SI INAUGURA LA NUOVA SENTIERISTICA SUL PROMONTORIO DI PIOMBINO

Al via l’inaugurazione dei nuovi percorsi naturalistici sul promontorio di Piombino.
Come momento conclusivo del festival “Quanto Basta” domenica 10 giugno alle 9,30 a Baratti, il Comune di Piombino e la Parchi Val di Cornia insieme a Provincia e Regione inaugurano ufficialmente la riqualificazione dei sentieri naturalistici su quest’ampia area boscata di pregio che da Piombino si congiunge al parco archeologico di Baratti e Populonia.
L’appuntamento è a Baratti presso il piazzale del ristorante Canessa.
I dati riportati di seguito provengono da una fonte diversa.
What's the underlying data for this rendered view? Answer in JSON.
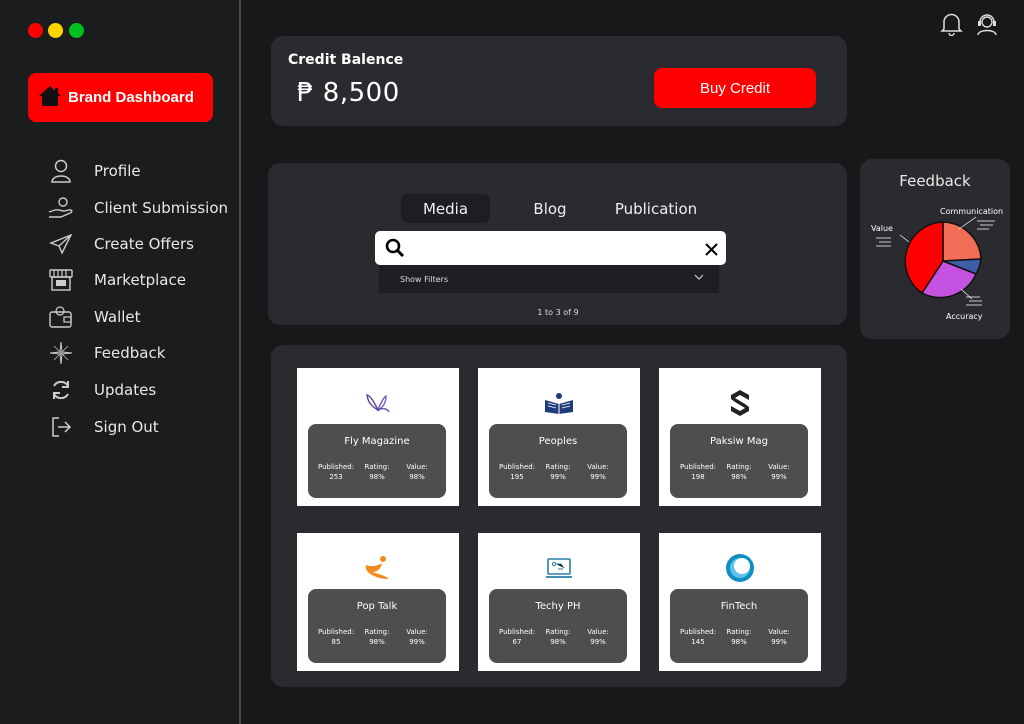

Da lì parte infatti la via costiera dei Cavalleggeri che raggiunge Piombino.

All’inaugurazione partecipano il sindaco Gianni Anselmi e l’assessore alla cultura Ovidio Dell’Omodarme, Paolo Pacini assessore all’agricoltura e turismo della provincia di Livorno, Paolo Matina responsabile del settore Parchi e Aree protette della Regione Toscana e Luca Sbrilli, presidente della Parchi Val di Cornia.
Caratterizzata da elementi ambientali, paesaggistici, sociali e archeologici di notevole interesse, questa porzione di territorio rappresenta bene le tematiche della complessità di relazione tra ambito urbano e aree naturali e della valorizzazione del territorio come bene comune.

Il progetto di riqualificazione ha avuto come obiettivi principali quelli di favorire la funzione di collegamento del promontorio tra la periferia urbana ed il golfo di Baratti, la fruizione dei valori naturalistici e culturali del promontorio, migliorare l’integrazione di funzioni tra il promontorio stesso e i parchi della Val di Cornia.
Gli interventi hanno riguardato infatti la sistemazione della sentieristica storica di via dei Cavalleggeri, e quella contemporanea delle vie del bosco e degli accessi al mare, riqualificando e valorizzando l’esistente con interventi di messa in sicurezza, e realizzando una segnaletica di servizio e didattica.

In tutto si tratta di una rete escursionistica lunga in tutto circa 25 km di sentieri, di cui fanno parte la via costiera dei Cavalleggeri da Piombino a Populonia; la strada vicinale da Populonia a Piombino lungo il crinale dal Reciso passando per il monte Massoncello; la via del monastero, che dal Reciso conduce al monastero di San Quirico, e quella che dal monastero raggiunge l’omonima caletta antico approdo a servizio del monastero stesso; il percorso da Diaccioni a Fosso alle Canne e da Diaccioni a Spiaggia Lunga; il sentiero storico dei Cavalleggeri da Baratti a Buca delle Fate. Insieme a questo sono previsti circuiti tematici con un percorso archeologico che collega Buca delle Fate e la necropoli etrusca con il monastero di San Quirico, un’ippovia da Piombino a Populonia lungo il crinale, un percorso scuola e un percorso storico.

In questi tratti sono stati realizzati pannelli espositivi, un’adeguata cartellonistica, passamano in legno o staccionate in alcuni punti per la messa in sicurezza, in altre, a seconda della necessità, saranno tubati in maniera opportuna alcuni fossati. Alcune parti franate sono state ripristinate e sono state regimate le acque meteoriche.
Questi sentieri metteranno in connessione l’antica città etrusca di Populonia con l’attuale città di Piombino, rafforzando il legame che esiste da oltre duemila anni di storia.